Eleven-year-old Woosuk Kim sees his mother only three or four times a year. That's because he's part of what Koreans call a "goose family": a family that migrates in search of English-language schooling.
A goose family, Woosuk explains, means "parents — mom and dad — have to be separate for the kids' education."
Woosuk's father brought him and his little brother to America two years ago to attend Hancock Park Elementary, a public school in Los Angeles. The boys' mother stayed in South Korea to keep working.
Woosuk's family is unusual. In most cases, it's the father who stays behind. "Goose fathers" are even a fixture of South Korean TV dramas, usually appearing as lonely drudges, working nonstop to support their families abroad.
Goose families prefer to migrate to English-speaking countries. New Zealand and Australia are popular, but the United States is especially prized. And in the U.S., one of the favorite "port of entry" schools is Hancock Park.
A School Transformed
"I would say that we have a very significant Korean population," says Principal Ashley Parker. "They start first grade, second grade — we have new fifth-graders coming from Korea."
A generation ago, Hancock Park was predominantly Jewish. Now it's 37 percent ethnic Korean. The school doesn't track the students' citizenship, so it's impossible to know how many are Korean nationals; but they've become a significant population in this school.
Shari Cooper, a volunteer for the school's parent organization, gets regular inquiries from prospective new "goose families."
"From Korean families, I probably get three to four emails every month. And just this week, I've had four, because over the summer is when most of the families come," Cooper says.
Some of the Koreans come because a parent has found a job in Los Angeles.
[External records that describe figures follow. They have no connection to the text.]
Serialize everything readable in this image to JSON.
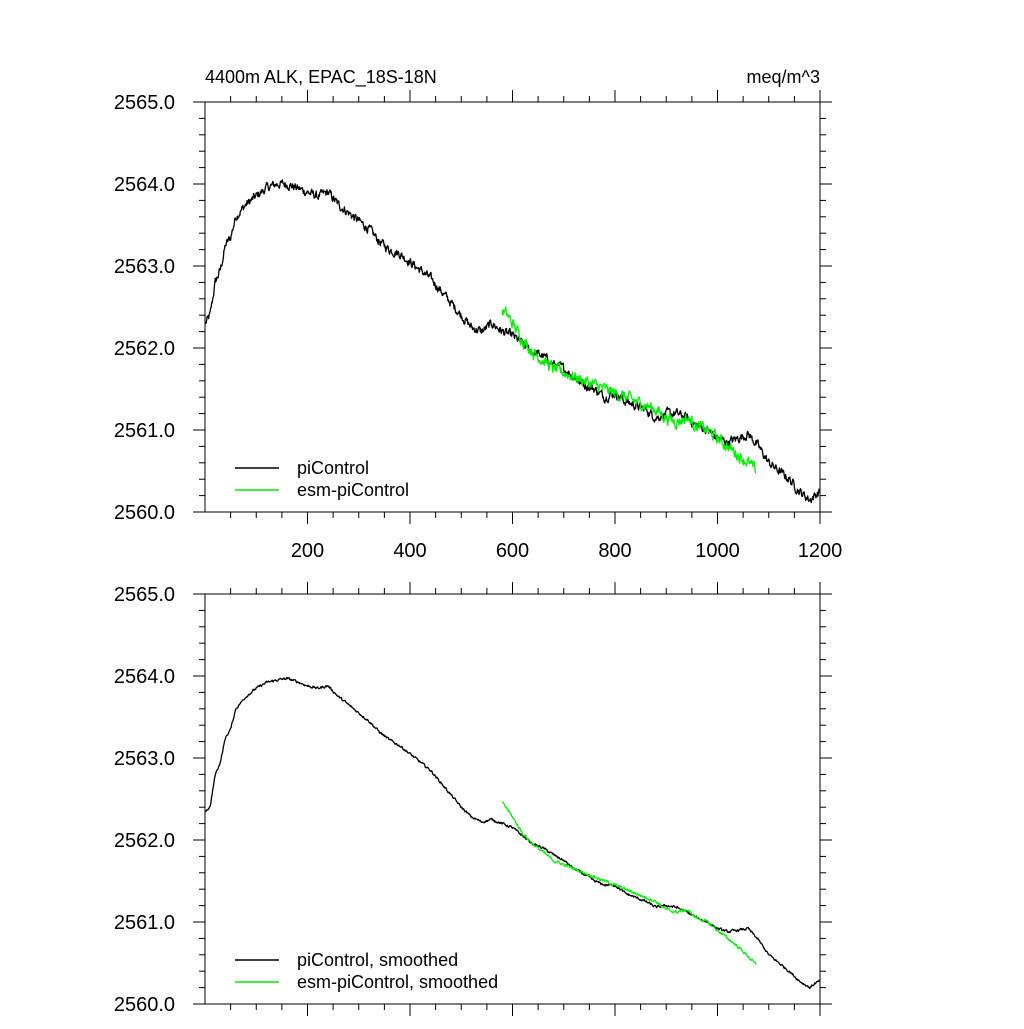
{
  "chart_data": [
    {
      "type": "line",
      "title": "4400m ALK, EPAC_18S-18N",
      "units": "meq/m^3",
      "xlabel": "",
      "ylabel": "",
      "xlim": [
        0,
        1200
      ],
      "ylim": [
        2560.0,
        2565.0
      ],
      "xticks": [
        200,
        400,
        600,
        800,
        1000,
        1200
      ],
      "xtick_labels": [
        "200",
        "400",
        "600",
        "800",
        "1000",
        "1200"
      ],
      "yticks": [
        2560.0,
        2561.0,
        2562.0,
        2563.0,
        2564.0,
        2565.0
      ],
      "ytick_labels": [
        "2560.0",
        "2561.0",
        "2562.0",
        "2563.0",
        "2564.0",
        "2565.0"
      ],
      "legend_position": "bottom-left",
      "series": [
        {
          "name": "piControl",
          "color": "#000000",
          "noise": 0.09,
          "x": [
            1,
            10,
            20,
            30,
            40,
            50,
            60,
            80,
            100,
            120,
            140,
            160,
            180,
            200,
            220,
            240,
            260,
            280,
            300,
            320,
            340,
            360,
            380,
            400,
            420,
            440,
            460,
            480,
            500,
            520,
            540,
            560,
            580,
            600,
            620,
            640,
            660,
            680,
            700,
            720,
            740,
            760,
            780,
            800,
            820,
            840,
            860,
            880,
            900,
            920,
            940,
            960,
            980,
            1000,
            1020,
            1040,
            1060,
            1080,
            1100,
            1120,
            1140,
            1160,
            1180,
            1190,
            1200
          ],
          "values": [
            2562.3,
            2562.4,
            2562.8,
            2562.95,
            2563.25,
            2563.35,
            2563.6,
            2563.75,
            2563.85,
            2563.95,
            2564.0,
            2564.0,
            2563.95,
            2563.9,
            2563.85,
            2563.9,
            2563.75,
            2563.65,
            2563.55,
            2563.45,
            2563.3,
            2563.2,
            2563.15,
            2563.05,
            2562.95,
            2562.85,
            2562.7,
            2562.55,
            2562.4,
            2562.25,
            2562.2,
            2562.3,
            2562.2,
            2562.15,
            2562.05,
            2561.95,
            2561.9,
            2561.8,
            2561.75,
            2561.65,
            2561.55,
            2561.5,
            2561.4,
            2561.45,
            2561.35,
            2561.3,
            2561.25,
            2561.15,
            2561.2,
            2561.2,
            2561.15,
            2561.05,
            2561.0,
            2560.9,
            2560.85,
            2560.9,
            2560.95,
            2560.8,
            2560.6,
            2560.5,
            2560.4,
            2560.25,
            2560.15,
            2560.2,
            2560.25
          ]
        },
        {
          "name": "esm-piControl",
          "color": "#00ee00",
          "noise": 0.12,
          "x": [
            580,
            590,
            600,
            610,
            620,
            640,
            660,
            680,
            700,
            720,
            740,
            760,
            780,
            800,
            820,
            840,
            860,
            880,
            900,
            920,
            940,
            960,
            980,
            1000,
            1020,
            1040,
            1060,
            1075
          ],
          "values": [
            2562.45,
            2562.4,
            2562.3,
            2562.2,
            2562.1,
            2561.95,
            2561.85,
            2561.75,
            2561.7,
            2561.65,
            2561.6,
            2561.55,
            2561.5,
            2561.45,
            2561.4,
            2561.35,
            2561.3,
            2561.25,
            2561.15,
            2561.1,
            2561.15,
            2561.05,
            2561.0,
            2560.9,
            2560.8,
            2560.7,
            2560.6,
            2560.5
          ]
        }
      ]
    },
    {
      "type": "line",
      "title": "",
      "xlabel": "",
      "ylabel": "",
      "xlim": [
        0,
        1200
      ],
      "ylim": [
        2560.0,
        2565.0
      ],
      "xticks": [
        200,
        400,
        600,
        800,
        1000,
        1200
      ],
      "yticks": [
        2560.0,
        2561.0,
        2562.0,
        2563.0,
        2564.0,
        2565.0
      ],
      "ytick_labels": [
        "2560.0",
        "2561.0",
        "2562.0",
        "2563.0",
        "2564.0",
        "2565.0"
      ],
      "legend_position": "bottom-left",
      "series": [
        {
          "name": "piControl, smoothed",
          "color": "#000000",
          "noise": 0.025,
          "x": [
            1,
            10,
            20,
            30,
            40,
            50,
            60,
            80,
            100,
            120,
            140,
            160,
            180,
            200,
            220,
            240,
            260,
            280,
            300,
            320,
            340,
            360,
            380,
            400,
            420,
            440,
            460,
            480,
            500,
            520,
            540,
            560,
            580,
            600,
            620,
            640,
            660,
            680,
            700,
            720,
            740,
            760,
            780,
            800,
            820,
            840,
            860,
            880,
            900,
            920,
            940,
            960,
            980,
            1000,
            1020,
            1040,
            1060,
            1080,
            1100,
            1120,
            1140,
            1160,
            1180,
            1190,
            1200
          ],
          "values": [
            2562.35,
            2562.4,
            2562.8,
            2562.95,
            2563.25,
            2563.35,
            2563.6,
            2563.75,
            2563.85,
            2563.92,
            2563.95,
            2563.97,
            2563.93,
            2563.88,
            2563.85,
            2563.88,
            2563.75,
            2563.65,
            2563.55,
            2563.45,
            2563.32,
            2563.22,
            2563.15,
            2563.05,
            2562.95,
            2562.85,
            2562.7,
            2562.55,
            2562.4,
            2562.28,
            2562.22,
            2562.25,
            2562.2,
            2562.15,
            2562.05,
            2561.95,
            2561.9,
            2561.82,
            2561.75,
            2561.65,
            2561.58,
            2561.5,
            2561.45,
            2561.45,
            2561.35,
            2561.3,
            2561.25,
            2561.18,
            2561.2,
            2561.18,
            2561.12,
            2561.05,
            2561.0,
            2560.92,
            2560.88,
            2560.9,
            2560.92,
            2560.78,
            2560.6,
            2560.5,
            2560.4,
            2560.28,
            2560.2,
            2560.25,
            2560.28
          ]
        },
        {
          "name": "esm-piControl, smoothed",
          "color": "#00ee00",
          "noise": 0.03,
          "x": [
            580,
            590,
            600,
            610,
            620,
            640,
            660,
            680,
            700,
            720,
            740,
            760,
            780,
            800,
            820,
            840,
            860,
            880,
            900,
            920,
            940,
            960,
            980,
            1000,
            1020,
            1040,
            1060,
            1075
          ],
          "values": [
            2562.45,
            2562.38,
            2562.28,
            2562.18,
            2562.08,
            2561.95,
            2561.85,
            2561.75,
            2561.7,
            2561.65,
            2561.6,
            2561.55,
            2561.5,
            2561.45,
            2561.4,
            2561.35,
            2561.3,
            2561.25,
            2561.15,
            2561.12,
            2561.15,
            2561.05,
            2561.0,
            2560.9,
            2560.8,
            2560.7,
            2560.58,
            2560.48
          ]
        }
      ]
    }
  ]
}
But when just a mother arrives with her children, they're usually here for the school. Jihyun Lee brought her children over last year.
"[My husband] wanted [our kids] to come to a more globalized place, so that their minds become more globalized, larger," Lee says through a translator.
Lee says her kids are here not only to learn English, but also to gain a special edge when they go back home. Lee's Korean-American friend, Diana Park, explains that having lived in America carries significant status.
"If you do not have the American experience and you live in Korea, it's not the same as people who've been here," Park says. "They treat you differently in Korea if you say you've been in America."
Reading, Writing And Recess
And there's something else: Many of these goose parents — including Lee — say they're also here to get away from Korean schools.
"Although the academics in Korea are more rigorous, there's no creative mind there," says Park, translating for Lee. "Everything's rote memorization, and it's purely academic — there's no individual thought in their teaching."
Goose family migration combines educational ambition with a desire for leisure. To be blunt, for these Korean kids, American schools represent a chance to relax a little. When Lee asked her kids what they liked about their first year in an American school, the first thing they said was "recess."
"Apparently they don't have recess in Korea," Park adds. "They get time to eat and that's it, and then I think right after school they go to another after-school program. So they don't really get any recess or any time to play."
The American parents at the school are proud of its above-average standardized test scores, so it can be a little disconcerting to hear that the Korean kids see it as a place to kick back.
Shari Cooper says she considers the Koreans to be a salutary academic challenge for her own kids, and she says relations with the Korean families are generally good.
In Tough Times, Some Tension
Still, given the painful budget cuts in Los Angeles public schools, there has also been some grumbling.
"They were feeling like, wait a second, you know, why are these families driving up in these expensive cars and dressing so well — they should be giving to the school,' " Cooper says. "So there was a little bit of animosity. You felt it at the meetings; you didn't feel it on the playground so much."
Cooper says the booster club has done a better job of getting Korean parents to donate to the fund drive, and tensions have eased. Now, when she gets emails from South Korea inquiring about tuition at Hancock Park, she says she answers that it's a free public school — but that fund drive donations are appreciated.
In some other countries, like New Zealand, goose families are charged to attend public schools. Cooper says she wouldn't want to see that in the U.S.
"It doesn't sound like a very American way to go," she says. "It's a free country with a free public education, and if you start charging people, they're going to start feeling more like visitors. They're not going to be invested in the school and the country in the same way."
Migrating From School To School
But while the goose families may feel invested in Hancock Park, they don't seem to feel the same dedication to the larger Los Angeles public school system. Once their kids finish elementary school, they tend to move on.
"Schools in L.A. [are] very terrible now," says Hyungsoo Kim, Woosuk's "goose father." As soon as Woosuk finished fifth grade, he moved the boys to a new gated community in Orange County so they could be close to good middle schools.
Woosuk says he's already run into familiar faces there.
"There's many families from Hancock Park [that have moved] to Irvine. Yeah, to our neighborhood," he says.
In fact, goose families tend to follow a kind of wagon trail of American public education, moving from district to district as their kids age through the system. That journey often culminates on one of the campuses of the University of California.
Sitting by the pool outside their new Orange County apartment, Hyungsoo Kim says he's pleased America has given his boys the chance to relax.
"I think whole life is competition when they grow up," he says. "But when they are young, when they are small kids, they need some happiness."